Understanding the quality of existing data in a legacy system is a huge pitfall that companies often don’t spend enough time on.
It is worth considering whether the existing data will support the new system? What is missing? What can be done to fix what missing, and will there still be data you will not be able to create?
A detailed assessment makes it easier to estimate the amount of work required to migrate legacy data successfully.
7. Neglecting to validate and redefine business rules
Your company’s business and validation rules may not be current or applicable in the new system. As systems change so does rules and processes.

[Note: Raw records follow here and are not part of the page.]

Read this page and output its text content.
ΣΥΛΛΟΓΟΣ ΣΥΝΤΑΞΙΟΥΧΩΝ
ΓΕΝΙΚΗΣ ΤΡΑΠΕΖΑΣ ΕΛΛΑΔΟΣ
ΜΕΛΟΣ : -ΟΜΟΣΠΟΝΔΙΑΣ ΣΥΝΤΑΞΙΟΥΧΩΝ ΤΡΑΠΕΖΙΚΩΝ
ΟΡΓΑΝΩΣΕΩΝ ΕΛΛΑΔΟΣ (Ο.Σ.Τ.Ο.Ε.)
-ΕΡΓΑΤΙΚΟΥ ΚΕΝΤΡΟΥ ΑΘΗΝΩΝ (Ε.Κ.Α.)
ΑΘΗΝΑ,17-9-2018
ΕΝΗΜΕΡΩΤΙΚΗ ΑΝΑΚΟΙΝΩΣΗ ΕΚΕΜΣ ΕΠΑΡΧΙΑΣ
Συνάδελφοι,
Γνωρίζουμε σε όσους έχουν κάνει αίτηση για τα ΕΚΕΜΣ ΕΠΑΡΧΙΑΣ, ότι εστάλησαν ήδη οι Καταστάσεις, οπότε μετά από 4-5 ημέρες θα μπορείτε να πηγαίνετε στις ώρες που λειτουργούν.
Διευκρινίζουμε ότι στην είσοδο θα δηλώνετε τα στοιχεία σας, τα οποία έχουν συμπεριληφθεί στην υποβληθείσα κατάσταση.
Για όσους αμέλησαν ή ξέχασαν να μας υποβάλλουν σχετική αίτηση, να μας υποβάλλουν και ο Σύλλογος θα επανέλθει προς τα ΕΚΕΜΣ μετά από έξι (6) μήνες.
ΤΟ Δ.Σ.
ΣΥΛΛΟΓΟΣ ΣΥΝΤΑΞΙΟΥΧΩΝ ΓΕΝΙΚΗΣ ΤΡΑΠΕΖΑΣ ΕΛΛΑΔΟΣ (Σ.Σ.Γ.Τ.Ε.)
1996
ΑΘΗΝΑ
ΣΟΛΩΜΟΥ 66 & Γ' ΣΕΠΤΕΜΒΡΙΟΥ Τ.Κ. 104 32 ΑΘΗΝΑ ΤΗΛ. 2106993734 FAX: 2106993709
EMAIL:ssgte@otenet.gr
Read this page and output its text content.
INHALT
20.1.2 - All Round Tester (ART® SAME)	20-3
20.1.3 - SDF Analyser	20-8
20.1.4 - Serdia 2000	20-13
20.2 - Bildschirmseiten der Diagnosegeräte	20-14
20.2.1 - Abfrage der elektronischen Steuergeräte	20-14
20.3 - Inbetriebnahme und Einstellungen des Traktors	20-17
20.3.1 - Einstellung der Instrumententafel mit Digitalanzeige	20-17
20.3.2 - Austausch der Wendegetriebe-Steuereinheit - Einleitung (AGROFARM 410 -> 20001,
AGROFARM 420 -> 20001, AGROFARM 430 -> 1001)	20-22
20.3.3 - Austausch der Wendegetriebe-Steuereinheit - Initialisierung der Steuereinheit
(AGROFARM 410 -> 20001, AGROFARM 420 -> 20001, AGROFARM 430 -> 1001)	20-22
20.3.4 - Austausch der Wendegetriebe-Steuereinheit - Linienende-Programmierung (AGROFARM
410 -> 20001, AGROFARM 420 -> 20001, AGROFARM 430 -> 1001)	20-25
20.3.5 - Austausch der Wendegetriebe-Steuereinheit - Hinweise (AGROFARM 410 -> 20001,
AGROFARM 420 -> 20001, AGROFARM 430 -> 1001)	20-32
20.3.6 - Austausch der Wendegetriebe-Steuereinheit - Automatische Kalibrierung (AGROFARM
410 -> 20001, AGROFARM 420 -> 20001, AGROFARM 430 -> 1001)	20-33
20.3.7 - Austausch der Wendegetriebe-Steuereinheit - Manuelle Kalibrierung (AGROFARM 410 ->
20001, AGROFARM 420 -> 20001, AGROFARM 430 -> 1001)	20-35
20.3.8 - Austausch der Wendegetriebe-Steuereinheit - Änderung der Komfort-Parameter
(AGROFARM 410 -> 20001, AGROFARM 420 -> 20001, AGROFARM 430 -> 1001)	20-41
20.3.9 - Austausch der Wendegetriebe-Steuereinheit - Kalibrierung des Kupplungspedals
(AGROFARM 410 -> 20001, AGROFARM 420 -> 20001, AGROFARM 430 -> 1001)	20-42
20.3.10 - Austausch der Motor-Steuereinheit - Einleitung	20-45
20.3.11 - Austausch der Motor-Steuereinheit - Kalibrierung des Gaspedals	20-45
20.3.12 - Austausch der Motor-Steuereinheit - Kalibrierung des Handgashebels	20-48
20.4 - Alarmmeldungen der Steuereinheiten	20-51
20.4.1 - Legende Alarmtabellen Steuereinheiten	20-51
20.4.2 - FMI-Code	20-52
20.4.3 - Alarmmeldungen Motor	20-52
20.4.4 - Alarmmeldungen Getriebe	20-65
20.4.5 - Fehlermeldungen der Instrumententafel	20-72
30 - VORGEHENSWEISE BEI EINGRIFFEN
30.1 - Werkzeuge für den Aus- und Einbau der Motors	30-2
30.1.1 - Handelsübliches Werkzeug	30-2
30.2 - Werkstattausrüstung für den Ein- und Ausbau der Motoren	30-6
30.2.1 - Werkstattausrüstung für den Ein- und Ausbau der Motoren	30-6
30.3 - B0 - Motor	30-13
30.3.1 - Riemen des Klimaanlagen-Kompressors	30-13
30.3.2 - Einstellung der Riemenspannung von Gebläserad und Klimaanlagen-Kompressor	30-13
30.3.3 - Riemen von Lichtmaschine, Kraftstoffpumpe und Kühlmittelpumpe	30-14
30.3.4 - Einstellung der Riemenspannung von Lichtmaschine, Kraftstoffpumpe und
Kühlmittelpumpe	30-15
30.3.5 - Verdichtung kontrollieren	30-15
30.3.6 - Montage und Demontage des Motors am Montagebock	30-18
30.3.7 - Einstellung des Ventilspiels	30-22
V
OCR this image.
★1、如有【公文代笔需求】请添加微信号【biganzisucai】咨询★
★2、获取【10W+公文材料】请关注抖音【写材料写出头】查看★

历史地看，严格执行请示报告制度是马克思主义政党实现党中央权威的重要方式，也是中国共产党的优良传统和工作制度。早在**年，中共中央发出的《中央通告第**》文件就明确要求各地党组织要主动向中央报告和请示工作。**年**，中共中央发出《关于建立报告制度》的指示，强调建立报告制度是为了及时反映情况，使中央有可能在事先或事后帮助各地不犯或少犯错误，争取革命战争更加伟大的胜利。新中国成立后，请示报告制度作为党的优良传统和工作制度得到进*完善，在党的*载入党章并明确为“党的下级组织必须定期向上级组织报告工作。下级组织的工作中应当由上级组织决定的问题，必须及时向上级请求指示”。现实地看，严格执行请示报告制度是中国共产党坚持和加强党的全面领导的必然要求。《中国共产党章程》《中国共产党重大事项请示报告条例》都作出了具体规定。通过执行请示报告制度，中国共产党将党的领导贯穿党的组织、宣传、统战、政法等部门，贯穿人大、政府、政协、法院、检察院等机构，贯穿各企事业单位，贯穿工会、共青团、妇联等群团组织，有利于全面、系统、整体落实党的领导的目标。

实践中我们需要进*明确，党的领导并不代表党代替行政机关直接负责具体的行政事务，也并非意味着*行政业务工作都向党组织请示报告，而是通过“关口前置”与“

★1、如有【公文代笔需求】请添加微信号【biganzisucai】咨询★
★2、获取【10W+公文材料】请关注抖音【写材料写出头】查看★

Often too little time is spent agreeing on business rules, much less making sure the data complies with the business rules. You may think you have a business rule, but does your existing data match, map, or comply with that rule?
In addition, auditors must be sure that data moved from a legacy system to a new system has been validated, especially when a migration involves critical information such as financial, inventory, and payroll data.
8. Failure to validate and test the data-migration process
Don’t save this step for the end. You really must make sure that you’re validating and testing throughout the process.
Think about how are you going to test the data? Who will test and evaluate it? Who will sign off on the quality of the migrated data? And who’s the ultimate user of the data?
This process must be built into the lifecycle of the project, but unfortunately, companies often don’t spend enough time aligning the data testing, validation, and migration cycles to the project timeline.
As with any list no matter how long it is never complete. There will always be project specific issues to consider coming from the systems and organisations involved.
Use this list and others before you get involved in your first or next data migration – and good luck.